To borrow a line from Dr Neil Clark Warren: 'Your choice of whom to marry, is more crucial than everything else combine that you will ever do to make your marriage succeed. If you choose wisely, your life will be significantly easier and infinitely more satisfying. But if you do make a serious mistake, your marriage may fail, causing you and perhaps your children immeasurable pain.
Many mismatched marriage did not make it to the first anniversary because they were based on raw desire and lust that had been confused with love. No consideration had been given to the inner person, the real person, who would have been clearly visible if the marriage had been God inspired. Psychologist Henry Cloud wrote: 'What we are attracted to in a person, is what we see on the outside, the looks and personality, but what we end up experiencing in a long-term relationship is what we cannot see-that is the inside, the character,'
Righteousness is not simply a matter of what a person does or does not do. It is a matter of what a person is within. When we give our hearts to Jesus and become born-again Christians, God makes us the kind of individual who does not perceive others as objects to be used, but as persons to be respected and valued.
If marriage is going to mean anything, it must involve caring for another human being deeply, and putting aside self-interest in favour of the interests of the spouse. When this caring is spasmodic or neglected, trust breaks down and the foundations of the relationship crack.
Marriage has been defined as the covenantal commitment of two people to each other's total welfare. Marriage is not just the sharing of one or two aspects of our lives but the sharing of all of ourselves.
A bishop described marriage as 'a sanctified friendship'. What matters most in the daily lives of a husband and wife is the quality of their friendship. While all of our needs cannot be met in marriage, marriage was intended by God to be a state where the individual may find fulfillment unparalleled to anything else.
Pastor Jerry King DD says, 'Successful marriage is a commitment between two people that each will spend the rest of his /her life making someone else like themselves'.
As a pastor, a wife and a mother, I have been in contact with young men and women of different ages. I have counseled married couples with different problems and testimonies for over two decades. This has broadened my insight and equipped me with a great deal of practical experience. Over the years I have come to realise that love is not just a feeling, but a choice.
The love that sustains a marriage is not something we wish for, but rather something we work at. This includes understanding the dynamics of marriage and how our choices before and after the wedding could make or mar the rest of our lives.

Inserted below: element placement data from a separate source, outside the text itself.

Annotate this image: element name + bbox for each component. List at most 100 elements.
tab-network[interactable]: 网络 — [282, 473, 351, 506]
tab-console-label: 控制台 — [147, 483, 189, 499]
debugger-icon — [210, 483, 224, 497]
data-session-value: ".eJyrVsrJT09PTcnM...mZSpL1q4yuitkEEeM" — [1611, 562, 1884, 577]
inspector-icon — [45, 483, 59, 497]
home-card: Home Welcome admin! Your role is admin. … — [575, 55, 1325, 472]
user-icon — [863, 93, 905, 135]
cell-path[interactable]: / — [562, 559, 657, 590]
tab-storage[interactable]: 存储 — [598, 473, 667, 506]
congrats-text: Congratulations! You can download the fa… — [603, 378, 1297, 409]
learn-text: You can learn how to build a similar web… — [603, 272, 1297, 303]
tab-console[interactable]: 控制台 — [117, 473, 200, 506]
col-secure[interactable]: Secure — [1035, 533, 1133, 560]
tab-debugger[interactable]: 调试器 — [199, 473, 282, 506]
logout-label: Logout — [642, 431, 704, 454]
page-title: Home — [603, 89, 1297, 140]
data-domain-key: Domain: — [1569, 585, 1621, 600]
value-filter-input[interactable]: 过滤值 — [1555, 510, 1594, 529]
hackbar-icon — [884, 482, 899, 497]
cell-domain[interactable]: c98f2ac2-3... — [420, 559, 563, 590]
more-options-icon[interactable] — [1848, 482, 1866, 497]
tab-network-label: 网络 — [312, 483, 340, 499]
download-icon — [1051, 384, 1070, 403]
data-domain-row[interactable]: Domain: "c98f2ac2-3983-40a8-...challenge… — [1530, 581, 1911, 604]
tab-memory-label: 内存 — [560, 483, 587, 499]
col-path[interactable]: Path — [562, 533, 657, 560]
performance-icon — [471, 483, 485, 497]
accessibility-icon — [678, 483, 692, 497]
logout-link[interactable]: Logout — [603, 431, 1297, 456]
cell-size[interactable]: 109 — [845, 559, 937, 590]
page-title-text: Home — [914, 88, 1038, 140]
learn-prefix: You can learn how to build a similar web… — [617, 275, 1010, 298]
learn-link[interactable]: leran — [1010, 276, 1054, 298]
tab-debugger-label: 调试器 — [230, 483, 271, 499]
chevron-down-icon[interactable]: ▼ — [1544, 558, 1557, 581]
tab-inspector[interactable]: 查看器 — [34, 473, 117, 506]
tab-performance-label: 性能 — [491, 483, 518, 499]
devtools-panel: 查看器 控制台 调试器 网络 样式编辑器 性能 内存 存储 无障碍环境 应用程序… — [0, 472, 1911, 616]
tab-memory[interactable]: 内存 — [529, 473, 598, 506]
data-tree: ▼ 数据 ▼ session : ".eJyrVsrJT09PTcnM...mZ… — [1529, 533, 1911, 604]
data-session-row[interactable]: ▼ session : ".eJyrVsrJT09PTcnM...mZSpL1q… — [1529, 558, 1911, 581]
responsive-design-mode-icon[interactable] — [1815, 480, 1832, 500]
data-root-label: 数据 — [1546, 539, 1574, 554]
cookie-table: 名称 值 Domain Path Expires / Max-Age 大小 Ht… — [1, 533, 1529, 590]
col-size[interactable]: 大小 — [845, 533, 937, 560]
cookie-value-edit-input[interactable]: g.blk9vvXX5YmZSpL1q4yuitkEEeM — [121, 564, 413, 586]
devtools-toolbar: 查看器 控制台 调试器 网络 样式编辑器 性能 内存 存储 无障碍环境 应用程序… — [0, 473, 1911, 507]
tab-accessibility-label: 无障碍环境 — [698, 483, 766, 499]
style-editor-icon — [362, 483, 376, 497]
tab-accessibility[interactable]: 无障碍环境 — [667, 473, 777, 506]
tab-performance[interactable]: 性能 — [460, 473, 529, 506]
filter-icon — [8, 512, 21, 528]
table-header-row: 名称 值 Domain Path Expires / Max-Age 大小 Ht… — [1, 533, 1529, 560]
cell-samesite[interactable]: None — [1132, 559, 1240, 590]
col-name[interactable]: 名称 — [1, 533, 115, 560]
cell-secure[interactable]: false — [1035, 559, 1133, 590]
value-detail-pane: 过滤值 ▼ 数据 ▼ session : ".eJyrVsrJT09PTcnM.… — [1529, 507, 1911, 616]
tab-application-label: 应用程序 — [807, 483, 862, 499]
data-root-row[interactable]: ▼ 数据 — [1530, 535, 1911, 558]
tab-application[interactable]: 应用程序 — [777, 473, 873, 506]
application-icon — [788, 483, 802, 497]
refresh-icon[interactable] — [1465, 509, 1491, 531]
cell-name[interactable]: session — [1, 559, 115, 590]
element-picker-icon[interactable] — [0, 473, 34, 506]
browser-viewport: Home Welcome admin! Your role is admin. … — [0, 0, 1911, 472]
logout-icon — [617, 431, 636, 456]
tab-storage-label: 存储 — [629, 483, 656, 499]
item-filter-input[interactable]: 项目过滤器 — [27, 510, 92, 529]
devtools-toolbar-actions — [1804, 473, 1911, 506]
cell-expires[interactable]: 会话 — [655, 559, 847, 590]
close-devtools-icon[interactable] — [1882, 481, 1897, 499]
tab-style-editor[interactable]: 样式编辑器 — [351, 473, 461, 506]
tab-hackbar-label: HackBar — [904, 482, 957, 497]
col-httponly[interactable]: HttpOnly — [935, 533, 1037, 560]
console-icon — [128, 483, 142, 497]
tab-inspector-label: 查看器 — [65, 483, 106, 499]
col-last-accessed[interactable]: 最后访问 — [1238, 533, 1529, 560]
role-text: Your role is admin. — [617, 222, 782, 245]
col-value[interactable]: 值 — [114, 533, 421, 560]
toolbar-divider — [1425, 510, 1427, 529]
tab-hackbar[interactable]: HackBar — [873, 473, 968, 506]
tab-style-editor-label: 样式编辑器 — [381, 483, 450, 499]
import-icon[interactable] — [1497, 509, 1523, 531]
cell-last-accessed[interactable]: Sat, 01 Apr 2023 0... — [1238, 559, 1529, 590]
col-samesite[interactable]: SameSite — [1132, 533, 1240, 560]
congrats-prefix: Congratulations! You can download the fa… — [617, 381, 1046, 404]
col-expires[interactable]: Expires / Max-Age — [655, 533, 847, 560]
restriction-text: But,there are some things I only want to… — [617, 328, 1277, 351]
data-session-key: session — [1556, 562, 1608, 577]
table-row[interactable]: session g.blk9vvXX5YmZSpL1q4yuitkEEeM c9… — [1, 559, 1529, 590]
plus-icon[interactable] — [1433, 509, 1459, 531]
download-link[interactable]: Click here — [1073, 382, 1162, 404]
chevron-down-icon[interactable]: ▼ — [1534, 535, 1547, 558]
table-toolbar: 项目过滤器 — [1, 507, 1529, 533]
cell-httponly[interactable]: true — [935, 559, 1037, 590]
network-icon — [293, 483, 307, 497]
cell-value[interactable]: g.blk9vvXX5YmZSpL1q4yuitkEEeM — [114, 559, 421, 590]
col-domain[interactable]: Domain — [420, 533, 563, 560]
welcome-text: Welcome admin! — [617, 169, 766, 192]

Couples who want to sustain the love they feel for each other and guarantee a happy life, need to realize that communication, sex, conflict resolution skills, financial management, religion, extended family, family background, children and many other issues can snuff the life out of an otherwise healthy relationship if taken for granted.
I also firmly believe that a strict adherence to God's injunctions is absolutely necessary, especially if we desire the process of finding a life partner to be a meaningful and life-enriching exercise. It is said that the Creator, when he made us, put a God-shaped vacuum within each of us, and that vacuum can be filled with nothing but himself.
It is my conviction therefore that receiving Jesus Christ as Lord and Saviour is not optional if we desire a good marriage, because it is impossible for anyone to be totally happy until the void has been filled. It is one thing to choose our marriage partners wisely; it is another to be happy in marriage. We cannot be happy until we have the right relationship with God.
That is why the Bible says in Matthew 16:26: 'For what profit is it to a man ifhe gains the whole world and loses his own soul? Or what will a man give in exchange for his soul?' Luke 12: 15 warns: 'Take heed and beware of covetousness, for a man's life does not consist in the abundance of the things he possesses.'
There is no need in our lives that our Lord will not go out of his way to fulfill, whether it is strength, protection or companionship. He is there for us in a way that can only be described as perfect love. To experience perfect love in marriage, we need to have an intimate relationship with our Lord Jesus Christ.
No human being can give perfect love, no matter how good or loving he or she is. Christ alone is the key to perfect love. Even though I have a very good marriage, the key is knowing that it takes three to have a good marriage: a good husband, a good wife, and Jesus Christ.
Once we have experienced the manifest love of God and know how much God loves us, because we have firsthand knowledge of his heart-changing love and forgiveness, then come the confidence and courage to deal with our spouses and the people around us lovingly.